Well, if I am assigned an objective by a NPC, then of course there should be a short note in the journal, like "Pete in Stechville asked for a convoy escort to Bartertown." After all, that's what he told you to do.
So there you go.
Hertzila wrote:If the point here is to keep the journal from reaching ridiculous lengths by the amount of ongoing quests the player could have, maybe an 'ignored' or 'not in progress' option a player could set in the journal that hides the specific quest from popping up without pressing a special 'show ignored quests' would work better and solve accidentally erased quests.
That would work! Excellent idea!
If the idea is to cancel quests, why not just say it to the guy's face that you won't save his daughter and be done with it? Couple this with a mention of who gave it and where to make finding the guy painless and this is solved well enough IMO.
Because sometimes you get halfway through a quest before you realize that you don't want to do it.
Or if it's to avoid looking at all the quests and avoiding the slight pang of guilt for agreeing to do this or promising to do that and then not doing this or that, do it like Arcanum did it and couple it with my suggestion above: have some quests only be 'mentioned' instead of fully accepted and give the player an option to, by default, hide these quests from the main quest page (and perhaps also put in the 'ignore' option to make sure the player won't see the quest unless he really wants to).
We have a winner!
cah wrote:Did he write it in your journal too?

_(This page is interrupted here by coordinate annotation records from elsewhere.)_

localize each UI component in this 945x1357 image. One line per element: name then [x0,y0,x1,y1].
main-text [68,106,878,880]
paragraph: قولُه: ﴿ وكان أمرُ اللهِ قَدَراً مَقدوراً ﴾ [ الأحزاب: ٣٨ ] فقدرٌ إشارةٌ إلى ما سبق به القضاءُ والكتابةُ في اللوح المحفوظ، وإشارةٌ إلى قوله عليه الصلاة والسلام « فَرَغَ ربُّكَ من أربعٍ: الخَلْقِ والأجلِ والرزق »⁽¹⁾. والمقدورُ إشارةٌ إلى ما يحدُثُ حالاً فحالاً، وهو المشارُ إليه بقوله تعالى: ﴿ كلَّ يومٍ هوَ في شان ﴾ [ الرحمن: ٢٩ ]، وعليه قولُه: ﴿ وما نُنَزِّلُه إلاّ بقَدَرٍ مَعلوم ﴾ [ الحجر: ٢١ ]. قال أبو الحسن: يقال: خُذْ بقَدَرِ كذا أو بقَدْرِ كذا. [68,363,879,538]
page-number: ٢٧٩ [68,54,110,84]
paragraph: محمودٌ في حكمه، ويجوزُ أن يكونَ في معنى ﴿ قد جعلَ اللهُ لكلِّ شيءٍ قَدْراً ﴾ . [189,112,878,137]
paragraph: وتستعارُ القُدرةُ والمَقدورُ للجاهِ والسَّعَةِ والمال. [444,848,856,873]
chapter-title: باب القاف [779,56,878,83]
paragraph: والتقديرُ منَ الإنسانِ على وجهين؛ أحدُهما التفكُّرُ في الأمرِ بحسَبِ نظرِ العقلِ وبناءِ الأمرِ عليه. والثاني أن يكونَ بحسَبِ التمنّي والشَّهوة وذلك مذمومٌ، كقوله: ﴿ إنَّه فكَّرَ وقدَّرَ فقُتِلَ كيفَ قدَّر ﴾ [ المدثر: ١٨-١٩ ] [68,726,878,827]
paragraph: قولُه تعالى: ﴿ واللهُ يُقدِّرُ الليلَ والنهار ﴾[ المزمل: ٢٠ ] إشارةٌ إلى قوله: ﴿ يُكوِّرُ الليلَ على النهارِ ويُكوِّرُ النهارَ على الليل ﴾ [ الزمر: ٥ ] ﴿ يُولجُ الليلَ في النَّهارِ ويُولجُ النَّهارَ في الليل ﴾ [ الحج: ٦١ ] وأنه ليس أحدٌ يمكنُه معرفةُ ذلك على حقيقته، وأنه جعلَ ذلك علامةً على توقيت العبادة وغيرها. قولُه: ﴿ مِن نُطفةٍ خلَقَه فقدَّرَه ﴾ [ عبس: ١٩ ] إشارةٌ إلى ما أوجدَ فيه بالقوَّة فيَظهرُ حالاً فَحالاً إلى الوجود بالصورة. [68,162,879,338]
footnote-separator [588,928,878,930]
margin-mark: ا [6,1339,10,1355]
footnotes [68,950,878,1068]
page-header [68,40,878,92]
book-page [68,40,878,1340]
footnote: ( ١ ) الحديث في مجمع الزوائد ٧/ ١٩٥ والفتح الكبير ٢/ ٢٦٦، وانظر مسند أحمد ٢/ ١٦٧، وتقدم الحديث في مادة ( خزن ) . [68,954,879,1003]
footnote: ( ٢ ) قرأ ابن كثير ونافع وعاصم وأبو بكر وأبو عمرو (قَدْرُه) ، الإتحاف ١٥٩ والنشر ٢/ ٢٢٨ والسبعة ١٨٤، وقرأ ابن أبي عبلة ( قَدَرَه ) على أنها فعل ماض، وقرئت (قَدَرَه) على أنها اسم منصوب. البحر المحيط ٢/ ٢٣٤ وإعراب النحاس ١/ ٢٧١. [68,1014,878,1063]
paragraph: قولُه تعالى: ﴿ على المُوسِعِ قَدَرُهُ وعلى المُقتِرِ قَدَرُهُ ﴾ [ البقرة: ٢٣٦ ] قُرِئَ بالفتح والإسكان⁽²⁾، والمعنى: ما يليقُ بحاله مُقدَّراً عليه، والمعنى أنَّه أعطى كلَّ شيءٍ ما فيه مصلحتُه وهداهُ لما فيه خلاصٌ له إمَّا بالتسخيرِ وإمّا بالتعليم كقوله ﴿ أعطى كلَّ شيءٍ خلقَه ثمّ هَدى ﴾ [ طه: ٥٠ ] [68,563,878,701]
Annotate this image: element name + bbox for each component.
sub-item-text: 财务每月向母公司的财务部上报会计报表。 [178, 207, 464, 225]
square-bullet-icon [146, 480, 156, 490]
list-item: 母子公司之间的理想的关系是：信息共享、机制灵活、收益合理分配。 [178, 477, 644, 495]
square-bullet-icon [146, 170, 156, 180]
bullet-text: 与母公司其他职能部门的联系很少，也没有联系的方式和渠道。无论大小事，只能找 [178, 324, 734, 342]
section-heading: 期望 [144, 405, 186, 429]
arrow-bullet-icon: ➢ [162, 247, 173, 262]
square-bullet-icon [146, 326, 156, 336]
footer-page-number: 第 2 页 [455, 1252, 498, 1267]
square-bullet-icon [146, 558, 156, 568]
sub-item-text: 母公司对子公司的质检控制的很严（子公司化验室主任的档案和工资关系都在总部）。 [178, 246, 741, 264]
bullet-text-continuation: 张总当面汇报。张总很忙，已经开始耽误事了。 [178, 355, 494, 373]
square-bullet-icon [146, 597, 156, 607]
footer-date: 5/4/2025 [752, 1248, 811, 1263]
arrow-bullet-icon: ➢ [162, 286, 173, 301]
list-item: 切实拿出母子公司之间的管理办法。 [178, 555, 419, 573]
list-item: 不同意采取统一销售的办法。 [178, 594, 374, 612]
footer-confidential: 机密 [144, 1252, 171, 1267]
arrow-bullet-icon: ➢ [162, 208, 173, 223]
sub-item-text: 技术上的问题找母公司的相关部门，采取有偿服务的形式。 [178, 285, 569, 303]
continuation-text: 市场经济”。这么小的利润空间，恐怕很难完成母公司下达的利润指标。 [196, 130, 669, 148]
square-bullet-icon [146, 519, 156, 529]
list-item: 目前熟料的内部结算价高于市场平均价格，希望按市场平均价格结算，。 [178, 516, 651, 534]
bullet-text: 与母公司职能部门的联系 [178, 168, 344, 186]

No, one of my characters wrote it in his or her journal.
It's amazing how some grognards are always lecturing people about the "power of imagination", but as soon as someone mentions a feature they don't like, their vaunted "imagination" dries up real quick, isn't it?
BlackGauntlet wrote:But if we can have an in-game notepad that could allow us to write/edit at any point of time (even during combat/conversation), it'd solve all our problems.
Also, it'd be more realistic in the sense that, actual detectives have to record down bunch of clues and then organise them at a later date, linking them up to solve a case.
Fair point. I certainly think an in-game annotation system where you can add stuff to the pre-generated content or type additional information you've gathered would be neat, and I definitely don't want the quest journal to be as all-encompassing as the one in Skyrim, nor do I want the frighteningly specific quest markers of that game in W2.
TΛPETRVE wrote:It's called "user friendliness". Albeit I'm all for a HC mode that gives you nothing but an empty notebook and an old pre-war road map which just lets you take notes ad libitum.
Yeah, absolutely. If people want it, put it in. I don't think that would even require a significant effort on the devs' part, would it? Just hacking out the journal?
WolfStark wrote:Back to the topic: I do like this. Of course quests shouldn't just vanish but they could go to a "reserve", "declined", "deactivate" tab, so if you accidently delete the quest, you can get it back immediatly.
I have no problem with that. Also, "abandon" is the word I was looking for! Okay!
Er, I should explain that, I guess. I was trying to remember what this mechanic was called in MMOs, and I couldn't. "Abandon Quest"! Yes!